While November 9, 1938 in Germany and Austria was also a day created by God, it was not one of celebration and happiness. It was a day that recognized for its infamy rather than its joyousness. This day or more aptly, night, known as Kristallnacht, night of broken glass, represents the unofficial beginning of the Holocaust. As tensions grew and laws tightened for Jews living in Germany, this night came as a surprise to those living there as well as the rest of the world. Lives were shattered along with the glass that littered the streets. Fires blazed and 96 Jews were killed. Nazi burned more than 1,000 synagogues, almost 7,500 Jewish businesses were destroyed, cemeteries and schools were vandalized, and 30,000 Jews were arrested and sent to concentration camps.[i] Throughout all of the destruction, the sound of broken glass filled the night and defined an era.
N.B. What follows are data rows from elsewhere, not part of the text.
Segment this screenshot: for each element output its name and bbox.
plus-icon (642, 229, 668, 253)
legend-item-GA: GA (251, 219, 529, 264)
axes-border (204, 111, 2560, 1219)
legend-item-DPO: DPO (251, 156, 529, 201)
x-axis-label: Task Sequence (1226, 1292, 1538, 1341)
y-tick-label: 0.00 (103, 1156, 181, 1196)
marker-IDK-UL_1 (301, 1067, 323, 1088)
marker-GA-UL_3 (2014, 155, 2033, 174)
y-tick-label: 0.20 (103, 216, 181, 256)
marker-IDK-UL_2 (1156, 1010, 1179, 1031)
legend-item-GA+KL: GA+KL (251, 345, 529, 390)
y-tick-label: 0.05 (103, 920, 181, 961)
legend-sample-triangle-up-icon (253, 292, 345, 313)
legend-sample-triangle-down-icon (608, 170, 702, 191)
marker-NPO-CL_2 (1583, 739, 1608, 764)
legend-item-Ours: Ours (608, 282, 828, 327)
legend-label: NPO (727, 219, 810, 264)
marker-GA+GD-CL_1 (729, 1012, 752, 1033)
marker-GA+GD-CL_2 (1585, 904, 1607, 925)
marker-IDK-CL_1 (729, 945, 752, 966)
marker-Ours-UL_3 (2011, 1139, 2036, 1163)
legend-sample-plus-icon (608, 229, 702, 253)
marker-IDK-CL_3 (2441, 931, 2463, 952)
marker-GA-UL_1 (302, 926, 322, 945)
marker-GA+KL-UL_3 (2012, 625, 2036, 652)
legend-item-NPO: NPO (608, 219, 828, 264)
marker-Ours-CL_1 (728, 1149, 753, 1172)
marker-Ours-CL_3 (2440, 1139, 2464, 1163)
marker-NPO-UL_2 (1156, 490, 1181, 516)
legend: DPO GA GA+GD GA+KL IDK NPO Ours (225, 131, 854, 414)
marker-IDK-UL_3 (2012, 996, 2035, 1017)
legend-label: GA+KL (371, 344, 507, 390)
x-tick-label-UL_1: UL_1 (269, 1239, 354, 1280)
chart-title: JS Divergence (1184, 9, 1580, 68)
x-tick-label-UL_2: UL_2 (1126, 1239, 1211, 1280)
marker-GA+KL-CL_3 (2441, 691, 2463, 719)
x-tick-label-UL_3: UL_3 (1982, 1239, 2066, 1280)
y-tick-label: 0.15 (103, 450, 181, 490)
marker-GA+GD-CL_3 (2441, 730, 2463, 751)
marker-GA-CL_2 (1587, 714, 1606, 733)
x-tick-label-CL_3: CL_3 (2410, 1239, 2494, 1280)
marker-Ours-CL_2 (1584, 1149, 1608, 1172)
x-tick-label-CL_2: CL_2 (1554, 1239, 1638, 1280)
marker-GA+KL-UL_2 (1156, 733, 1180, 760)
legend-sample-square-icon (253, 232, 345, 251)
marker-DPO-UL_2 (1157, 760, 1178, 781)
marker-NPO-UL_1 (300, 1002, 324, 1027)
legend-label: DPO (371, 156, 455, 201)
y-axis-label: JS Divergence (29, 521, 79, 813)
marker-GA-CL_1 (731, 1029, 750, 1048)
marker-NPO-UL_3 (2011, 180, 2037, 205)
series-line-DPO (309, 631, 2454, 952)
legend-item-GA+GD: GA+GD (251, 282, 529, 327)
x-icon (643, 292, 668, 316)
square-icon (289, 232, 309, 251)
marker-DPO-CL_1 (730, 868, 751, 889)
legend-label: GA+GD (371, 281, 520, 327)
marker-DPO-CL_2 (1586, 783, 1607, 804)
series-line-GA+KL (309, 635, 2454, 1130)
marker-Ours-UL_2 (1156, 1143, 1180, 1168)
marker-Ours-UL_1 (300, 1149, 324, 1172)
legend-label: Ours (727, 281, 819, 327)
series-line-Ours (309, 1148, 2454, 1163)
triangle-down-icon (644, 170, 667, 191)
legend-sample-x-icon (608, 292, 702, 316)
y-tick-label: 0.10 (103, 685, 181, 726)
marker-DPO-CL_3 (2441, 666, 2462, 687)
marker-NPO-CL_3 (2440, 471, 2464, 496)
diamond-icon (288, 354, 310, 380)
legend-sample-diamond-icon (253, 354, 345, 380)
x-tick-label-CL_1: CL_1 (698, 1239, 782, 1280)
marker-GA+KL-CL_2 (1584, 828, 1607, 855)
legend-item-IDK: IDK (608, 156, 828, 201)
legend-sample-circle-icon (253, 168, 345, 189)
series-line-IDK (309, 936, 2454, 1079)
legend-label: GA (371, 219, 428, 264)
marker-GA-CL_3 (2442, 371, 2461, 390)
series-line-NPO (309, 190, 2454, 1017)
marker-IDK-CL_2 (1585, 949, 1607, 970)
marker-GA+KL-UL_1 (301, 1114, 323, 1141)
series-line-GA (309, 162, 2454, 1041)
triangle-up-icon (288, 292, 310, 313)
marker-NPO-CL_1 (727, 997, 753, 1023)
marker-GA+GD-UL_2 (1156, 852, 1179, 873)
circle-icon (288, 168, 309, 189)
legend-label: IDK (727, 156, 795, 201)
There is something so powerful about the idea of broken glass. It represents the sharpness and the harshness of life. It reminds us of the fragility of a material so clear and strong. A wine glass serves as a vessel that holds sweetness and one that dashes dreams. A window allows us to look from the inside out and see from the outside in. Glass provides us with opposing metaphors in Jewish life and history, one of immense joy and one of immense sadness, creation and destruction, life and death.

In the height of joy at a wedding or the depths of sadness of remembrance, we seek wholeness and peace. Kristallnacht, a night that we imagine happened so long ago, yet exists in the lifetime of others, we see and understand the need to continue to make the world a better place. We see the need for tikkun, repair, of ourselves, of our communities, and of our world.

Rabbi Lisa Delson serves as Assistant Rabbi and Program Director at Temple Beth Emeth in Ann Arbor, Michigan.